Peter you’ve done this dish justice. It’s one of my favourite Greek dishes because it alwas reminds me of childhood. Bravo a great job well done!



Great recipe Peter. I saw that Pixie had a minor problem with her pasticcio and I had e-mailed her my recipe. I make a lighter version of this very rich dish and it’s still very tasty.



Yours looks fabulous! I’m about to put my pastitsio up, but thought I’d take a look at your blog first, am glad I did so.

So, cinnamon is a key ingredient?
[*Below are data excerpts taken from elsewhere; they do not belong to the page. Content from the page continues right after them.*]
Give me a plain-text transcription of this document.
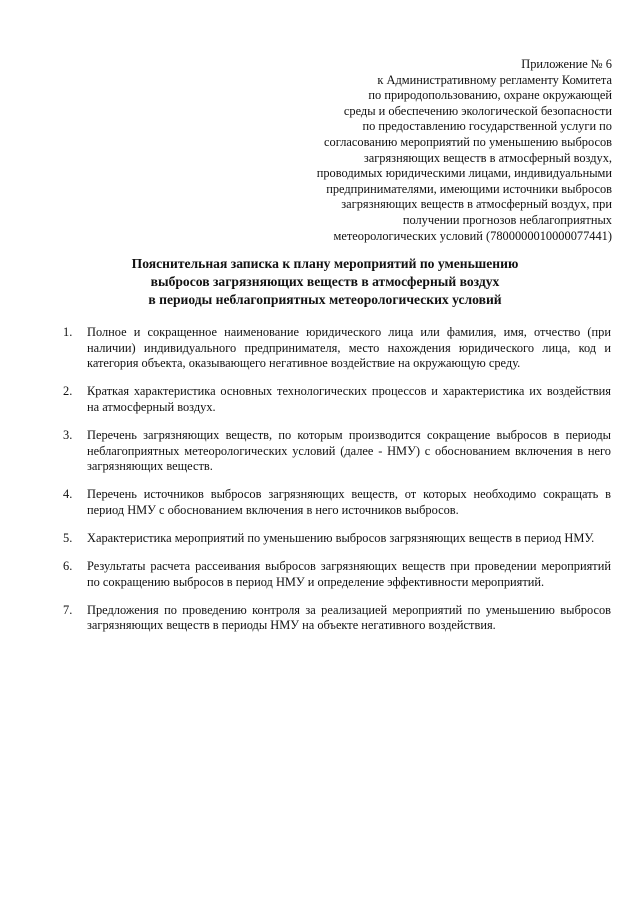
Приложение № 6
к Административному регламенту Комитета
по природопользованию, охране окружающей
среды и обеспечению экологической безопасности
по предоставлению государственной услуги по
согласованию мероприятий по уменьшению выбросов
загрязняющих веществ в атмосферный воздух,
проводимых юридическими лицами, индивидуальными
предпринимателями, имеющими источники выбросов
загрязняющих веществ в атмосферный воздух, при
получении прогнозов неблагоприятных
метеорологических условий (7800000010000077441)
Пояснительная записка к плану мероприятий по уменьшению
выбросов загрязняющих веществ в атмосферный воздух
в периоды неблагоприятных метеорологических условий
1.	Полное и сокращенное наименование юридического лица или фамилия, имя, отчество (при наличии) индивидуального предпринимателя, место нахождения юридического лица, код и категория объекта, оказывающего негативное воздействие на окружающую среду.
2.	Краткая характеристика основных технологических процессов и характеристика их воздействия на атмосферный воздух.
3.	Перечень загрязняющих веществ, по которым производится сокращение выбросов в периоды неблагоприятных метеорологических условий (далее - НМУ) с обоснованием включения в него загрязняющих веществ.
4.	Перечень источников выбросов загрязняющих веществ, от которых необходимо сокращать в период НМУ с обоснованием включения в него источников выбросов.
5.	Характеристика мероприятий по уменьшению выбросов загрязняющих веществ в период НМУ.
6.	Результаты расчета рассеивания выбросов загрязняющих веществ при проведении мероприятий по сокращению выбросов в период НМУ и определение эффективности мероприятий.
7.	Предложения по проведению контроля за реализацией мероприятий по уменьшению выбросов загрязняющих веществ в периоды НМУ на объекте негативного воздействия.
Mine contained a cinnamon stick- followed a Rick Stein Recipe; wonder what your thoughts on his recipe will be.

Hope you get a kick out of my flat patitsio and ta for the mention!



It looks soooo scrumptious! Just like a lasagna with a different kind of pasta… and oh boy do I like pasta in any shape!



Wow! I haven’t had this in so long… since I was last in Greece, I suppose, which was – ahem – about 18 years ago…

I’ll have to give this a try – it’s the kind of thing I absolutely love. Luckily, I have some bucatini right here and ready to go…

Susan from Food Blogga


I made bucatini with a creamy arugula and lemon sauce last weekend. I’ll be making bucatini again this weekend a la Peter the fabulous! That is comfort food at its best.



Looks delicious Peter! It’s been several months since I’ve made pastitsio so I definitely need to make some again soon. My husband has been requesting it! Unfortunately, I can never find bucatini here, so I end up having to use something like ziti.



Thanks Pete! You rock.

This looks rich. Oh-so-rich and delicious.

Now that I’ve seen this on two different blogs, I must make it!

Thanks for the breakdown of the recipe.

Peter M


Peter, thank you for your kind words.

Ivy, you call using ground pork lighter?

Pixie, I’ve given you my dissection of Rick Stein’s recipe, I think you know what I think of his version.

Lore, bucatini is used quite a bit in Greece.

Forkful, go for it, try it and I look forward to reading about the result.

Susan, I’d be honoured to see you make this dish.

Maryann, pastitsio no doubt has it’s Italian influences, grazie Italia!

Elly, a thin penne works fine when you’re in a pinch.

Emiline, which version will you make?;)

JennDZ - The Leftover Queen


That looks absolutely FAB, Peter. It is true, it is one of those recipes that you can’t imagine making, like Moussaka, which I did make and it was great fun! So maybe it is time to move on to this!



That dish looks like was touched by the hands of a Greek god! Meaty and creamy all at once…yummeh.



peter, you’re the most prolific food blogger i know. i check the site frequently, but you post like there’s no tomorrow, I LOVE IT!

this looks great and i think i’ll try it this week with some buffalo meat to lighten up the fat content. anything with bechamel calls to me. thanks!



Bookmarked. This looks great. You can;t go wrong with pasta, meat sauce, bechamel sauce and golden brown cheese on top!



You SOO can’t go wrong with Bechamel. Ever.

I have posted your meme response.. I sort of cheated but I did get 5 things up :)



Wow, first time I see these pasta noodles, the pictures look great, its like a thick tortilla but with pasta and beixamel…. mmmmmm que rico, Peter!



Absolultely gorgeous! I wish I could get bucatini….
The first time I tasted it (in a Greek restaurant) I knew I loved that elusive taste, but it took awhile to figure out it was cinnamon (I think I finally asked)
Well done deconstruction!



Oh my gosh, Peter, that looks so good! I’ve made a Weight Watchers version, which I liked, so I can’t even begin to imagine how good your’s is!



I don’t often refer to recipies..I just go with the flow.. but sometimes..I forget steps and temperatures so thanks for posting this pastitsio recipie…I will refer to it in future :D

Pastitsio = food of love..the type that keeps on givin’




I love Pastitsio. Actually, I love all kinds of Greek food! I hope you don’t mind, but I linked to your recipe in my latest post. I can’t wait to try it. It looks terrific!



I have very little experience with Greek cuisine, but keep seeing this dish pop up everywhere. It’s looks great and I can’t wait to try it!